Guedes se comporta como se estivesse operando um milagre na economia brasileira. Não está. A disparada do dólar só não salta para os preços porque não há demanda. As "empregadas domésticas" não estão indo às compras.
Leio na Folha:
"O varejo interrompeu sete meses seguidos positivos e registrou queda de 0,1% em dezembro em relação a novembro, informou nesta quarta-feira (12) o IBGE (Instituto Brasileiro de Geografia e Estatística). No ano, o comércio cresceu 1,8%. A queda no mês das vendas de Natal veio na contramão da expectativa do mercado, que projetava alta de 0,2% nas vendas do período, segundo economistas consultados pela Bloomberg. Para o ano, eles estimavam alta de 3,3%."
De fato, não dá para ir à Disney.
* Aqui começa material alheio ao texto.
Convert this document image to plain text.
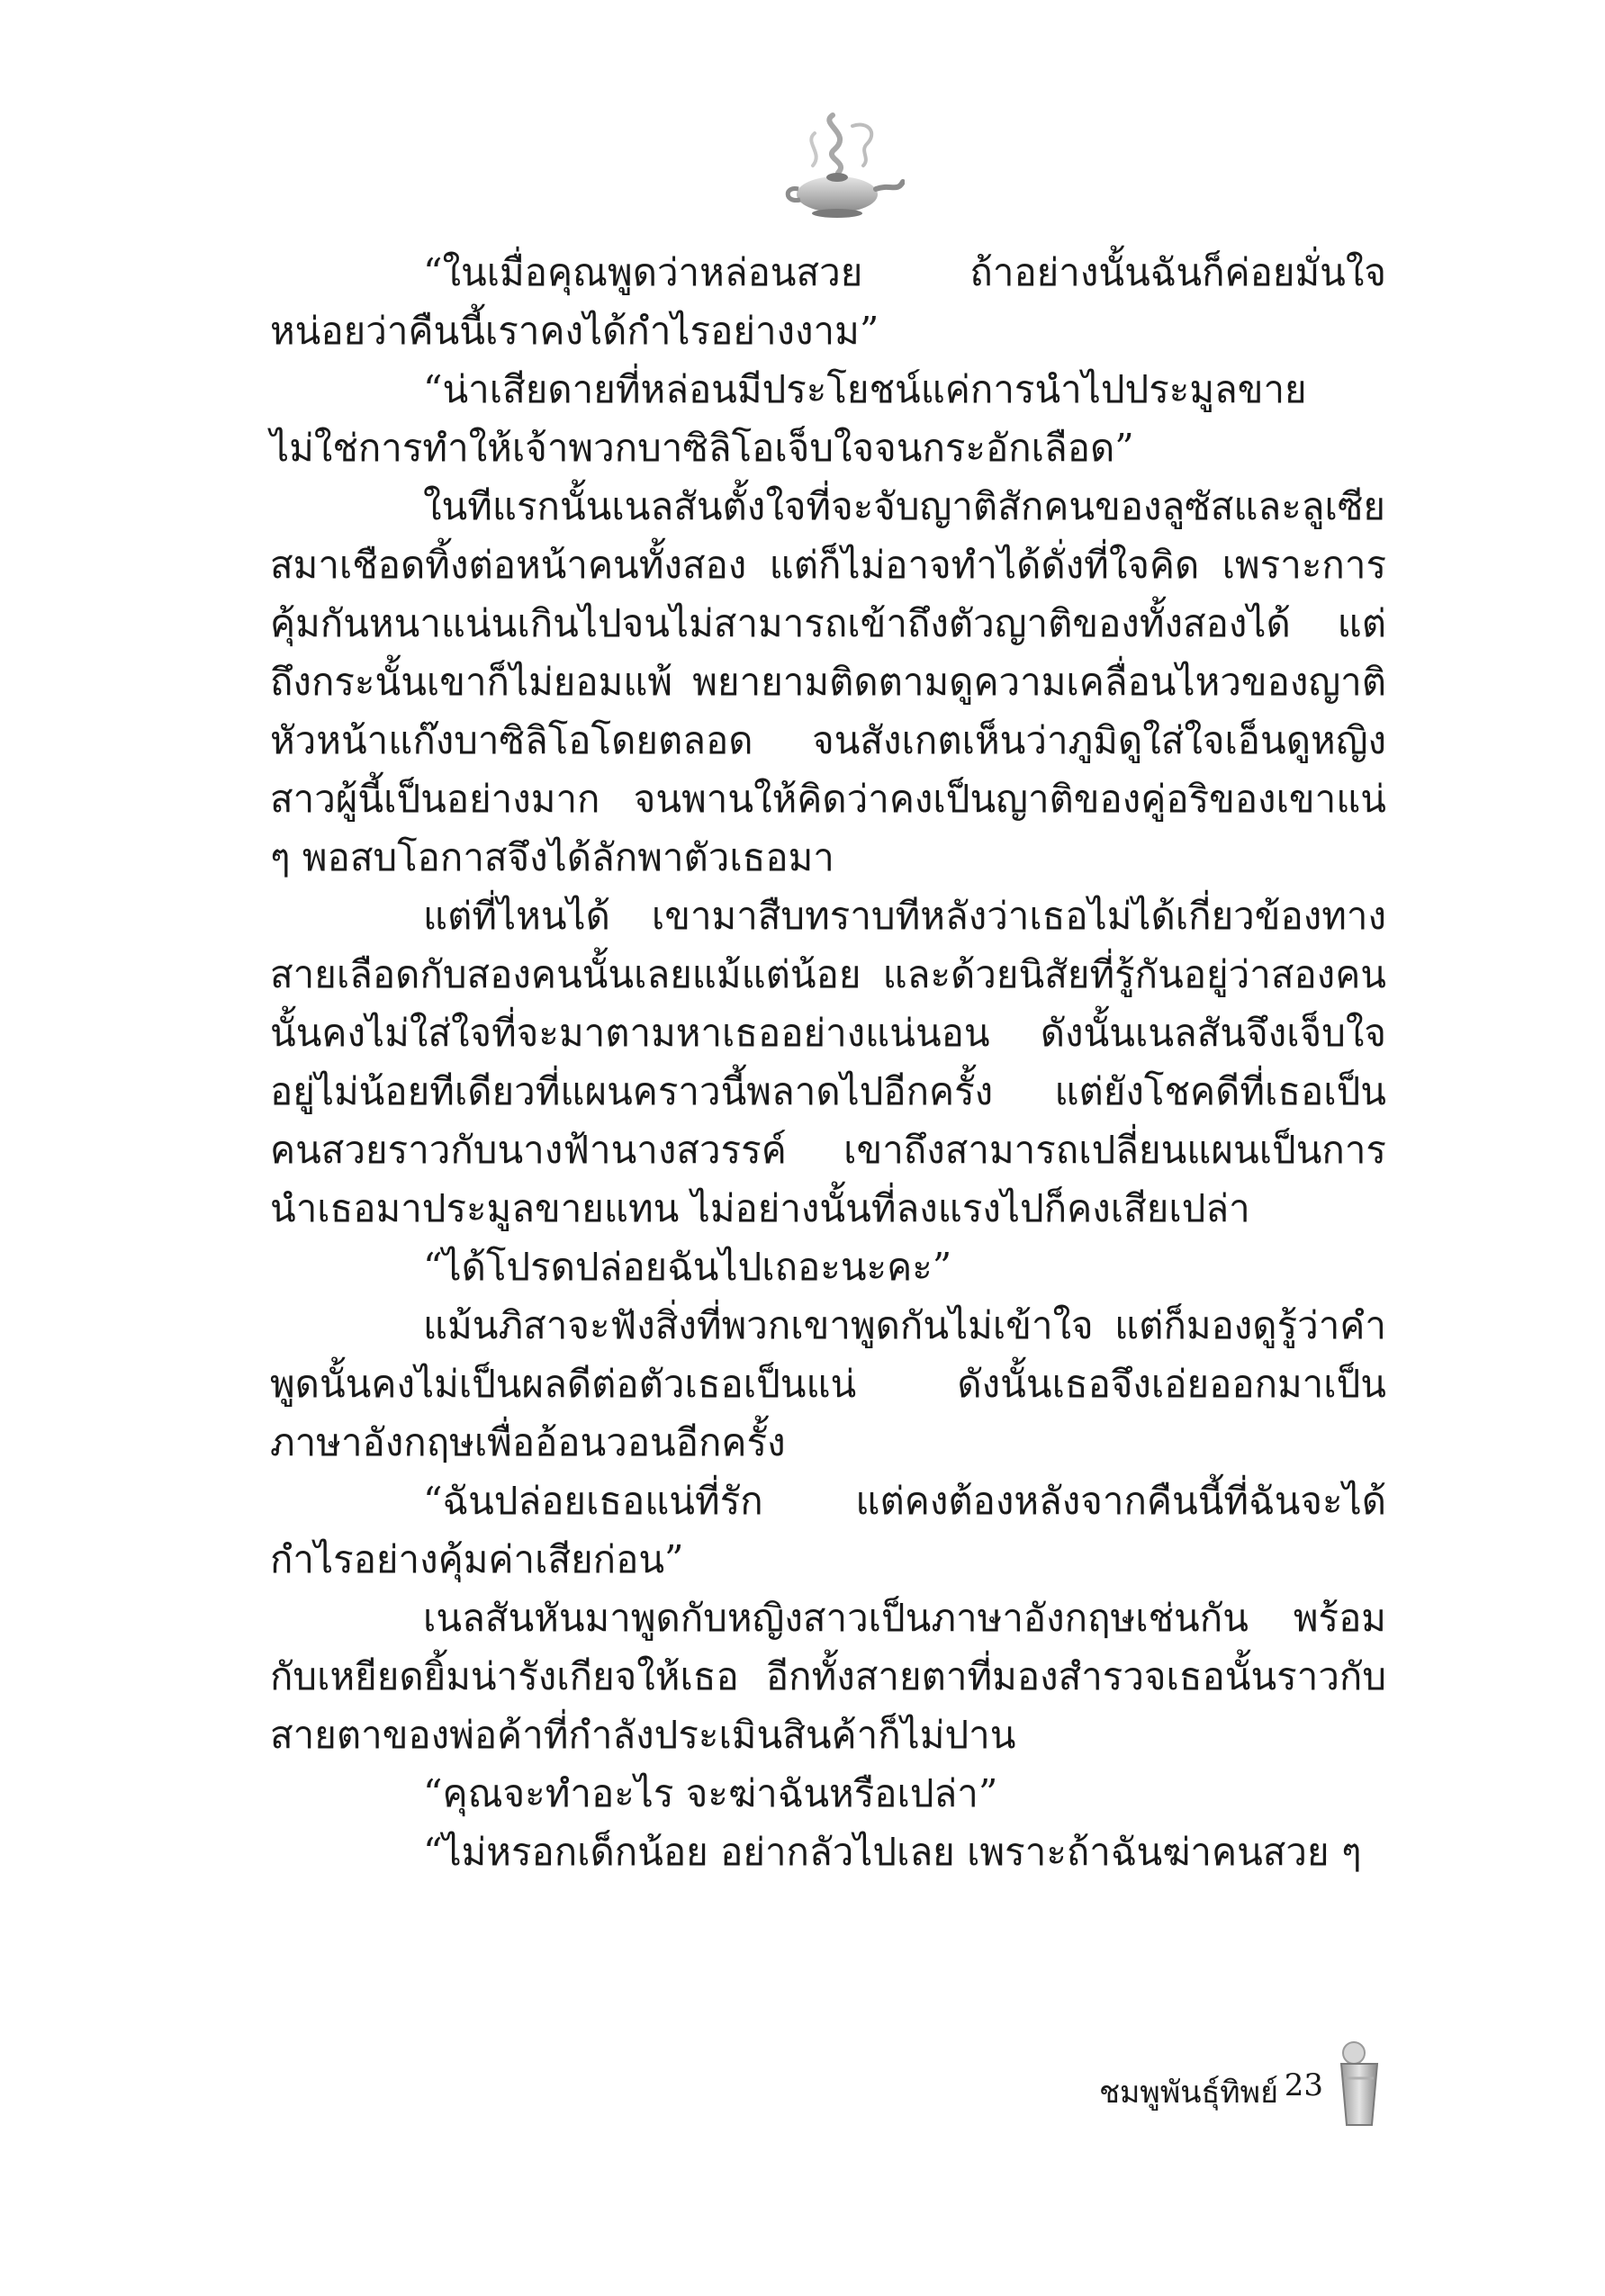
“ในเมื่อคุณพูดว่าหล่อนสวย ถ้าอย่างนั้นฉันก็ค่อยมั่นใจหน่อยว่าคืนนี้เราคงได้กำไรอย่างงาม”

“น่าเสียดายที่หล่อนมีประโยชน์แค่การนำไปประมูลขาย ไม่ใช่การทำให้เจ้าพวกบาซิลิโอเจ็บใจจนกระอักเลือด”

ในทีแรกนั้นเนลสันตั้งใจที่จะจับญาติสักคนของลูซัสและลูเซียสมาเชือดทิ้งต่อหน้าคนทั้งสอง แต่ก็ไม่อาจทำได้ดั่งที่ใจคิด เพราะการคุ้มกันหนาแน่นเกินไปจนไม่สามารถเข้าถึงตัวญาติของทั้งสองได้ แต่ถึงกระนั้นเขาก็ไม่ยอมแพ้ พยายามติดตามดูความเคลื่อนไหวของญาติหัวหน้าแก๊งบาซิลิโอโดยตลอด จนสังเกตเห็นว่าภูมิดูใส่ใจเอ็นดูหญิงสาวผู้นี้เป็นอย่างมาก จนพานให้คิดว่าคงเป็นญาติของคู่อริของเขาแน่ ๆ พอสบโอกาสจึงได้ลักพาตัวเธอมา

แต่ที่ไหนได้ เขามาสืบทราบทีหลังว่าเธอไม่ได้เกี่ยวข้องทางสายเลือดกับสองคนนั้นเลยแม้แต่น้อย และด้วยนิสัยที่รู้กันอยู่ว่าสองคนนั้นคงไม่ใส่ใจที่จะมาตามหาเธออย่างแน่นอน ดังนั้นเนลสันจึงเจ็บใจอยู่ไม่น้อยทีเดียวที่แผนคราวนี้พลาดไปอีกครั้ง แต่ยังโชคดีที่เธอเป็นคนสวยราวกับนางฟ้านางสวรรค์ เขาถึงสามารถเปลี่ยนแผนเป็นการนำเธอมาประมูลขายแทน ไม่อย่างนั้นที่ลงแรงไปก็คงเสียเปล่า

“ได้โปรดปล่อยฉันไปเถอะนะคะ”

แม้นภิสาจะฟังสิ่งที่พวกเขาพูดกันไม่เข้าใจ แต่ก็มองดูรู้ว่าคำพูดนั้นคงไม่เป็นผลดีต่อตัวเธอเป็นแน่ ดังนั้นเธอจึงเอ่ยออกมาเป็นภาษาอังกฤษเพื่ออ้อนวอนอีกครั้ง

“ฉันปล่อยเธอแน่ที่รัก แต่คงต้องหลังจากคืนนี้ที่ฉันจะได้กำไรอย่างคุ้มค่าเสียก่อน”

เนลสันหันมาพูดกับหญิงสาวเป็นภาษาอังกฤษเช่นกัน พร้อมกับเหยียดยิ้มน่ารังเกียจให้เธอ อีกทั้งสายตาที่มองสำรวจเธอนั้นราวกับสายตาของพ่อค้าที่กำลังประเมินสินค้าก็ไม่ปาน

“คุณจะทำอะไร จะฆ่าฉันหรือเปล่า”

“ไม่หรอกเด็กน้อย อย่ากลัวไปเลย เพราะถ้าฉันฆ่าคนสวย ๆ

ชมพูพันธุ์ทิพย์ 23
Nem para ver a casa de Roberto Carlos em Cachoeiro do Itapemirim.
Com alguma sorte, é possível tomar um Chicabon na padaria.
O "outro", especialmente quando pobre, tem de deixar de ser mera figura de baixa retórica no discurso de Paulo Guedes e de Jair Bolsonaro, a dupla que "vive falando besteira".
Comecei a contagem regressiva para o puxa-saquismo sair em defesa do ministro, sustentando que sua figura de linguagem foi retirada do contexto.